Do przeciwstawiania się pokusie wiary powierzchownej i rutynowej, niekiedy fragmentarycznej i niespójnej, a także odzyskania „radości z bycia chrześcijanami” zachęcił papież katolików Meksyku podczas Mszy św. sprawowanej w Parku Dwustulecia w Silao. Stanowiła ona główną liturgię meksykańskiego etapu 23. podróży zagranicznej Benedykta XVI.
Ojciec Święty przypomniał, że jego poprzednik, bł. Jan Paweł II nie mógł odwiedzić tego miejsca i wyraził przekonanie, że „z pewnością ucieszy się dzisiaj z nieba, że Pan obdarzył mnie tą łaską, iż mogę obecnie przebywać z wami, a także pobłogosławi milionom Meksykanów, którzy zechcieli ostatnio uczcić jego relikwie we wszystkich zakątkach kraju”.
Wesprzyj nas już teraz!
Nawiązując do prośby psalmu 51: „Stwórz, o Boże, we mnie serce czyste” i odnosząc się do sytuacji w jakiej żyje obecnie naród meksykański oraz inne narody Ameryki Łacińskiej wyjaśnił, że serce czyste, to takie, które uznaje, że nic nie może samo z siebie i oddaje się w ręce Boga, aby iść dalej, pokładając nadzieję w Jego obietnicach. „Może to przypominać dzisiaj nam i naszym narodom, że gdy chodzi o życie osobiste i wspólnotowe w najgłębszym jego wymiarze, nie wystarczą strategie ludzkie, aby nas zbawić. Należy również uciec się do tego jedynego, który może dać pełnię życia, gdyż On sam jest istotą życia i jego twórcą i uczynił nas jego uczestnikami przez swego Syna Jezusa Chrystusa” – powiedział papież.
Mówiąc o panowaniu Chrystusa Króla zaznaczył, że nie polega ono „na sile Jego wojsk, aby ujarzmić innych siłą lub przemocą, ale zasadza się na większej sile, która podbija serca: na miłości Boga, którą przyniósł światu swą ofiarą i na prawdzie, której dał świadectwo. Takie jest Jego panowanie, którego nikt nie będzie mógł usunąć ani o którym nikt nie powinien zapomnieć”.
Benedykt XVI nawiązał do pomnika Chrystusa Króla na pobliski szczycie Cubilete. Podkreślił, iż sanktuarium to powinno być przede wszystkim miejscem pielgrzymowania, żarliwej modlitwy, nawrócenia, pojednania, poszukiwania prawdy i przyjęcia łaski. „Prosimy Chrystusa, aby królował w naszych sercach, czyniąc je czystymi, łagodnymi, pełnymi nadziei i odważnymi w swej pokorze” – powiedział papież. Zaznaczył, że aby Bóg zamieszkał w nas, trzeba Go słuchać, trzeba dać się porywać codziennie Jego Słowu, rozważając je we własnym sercu, za przykładem Maryi.

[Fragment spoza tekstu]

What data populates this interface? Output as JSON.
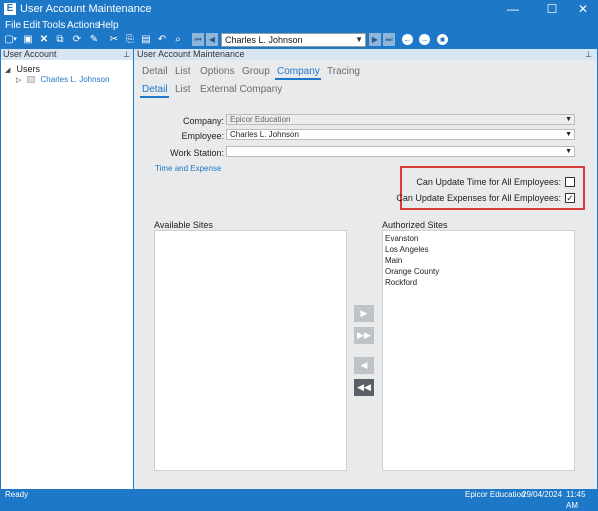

Ojciec Święty podkreślił, że trwająca obecnie w Ameryki Łacińskiej i na Karaibach Misja Kontynentalna ma zachęcić chrześcijan do przeciwstawiania się „pokusie wiary powierzchownej i rutynowej, niekiedy fragmentarycznej i niespójnej. Należy tu również przezwyciężyć zmęczenie wiarą i odzyskać radość z bycia chrześcijanami, z bycia umacnianymi wewnętrznie przez szczęście poznania Chrystusa i należenia do Jego Kościoła. Z tej radości rodzą się też siły pozwalające służyć Chrystusowi w przygnębiających sytuacjach cierpienia ludzkiego, oddawać się do Jego dyspozycji bez oglądania się na swój dobrobyt” – stwierdził Benedykt XVI.
Zauważył, że przykładem takiej postawy są święci, którzy z entuzjazmem i radością oddawali się całkowicie sprawie Ewangelii. „Ich serca opowiedziały się bezwarunkowo za Chrystusem, od którego nauczyli się, co naprawdę oznacza kochać aż do końca” – powiedział Ojciec Święty. Dodał, że dobrą okazją do nawrócenia będzie rozpoczynający się 11 października Rok Wiary.
Matce Bożej papież zawierzył „umiłowane dzieci meksykańskie i latynoamerykańskie, aby Chrystus królował w ich życiu i aby pomógł im wspierać śmiało pokój, zgodę, sprawiedliwość i solidarność”.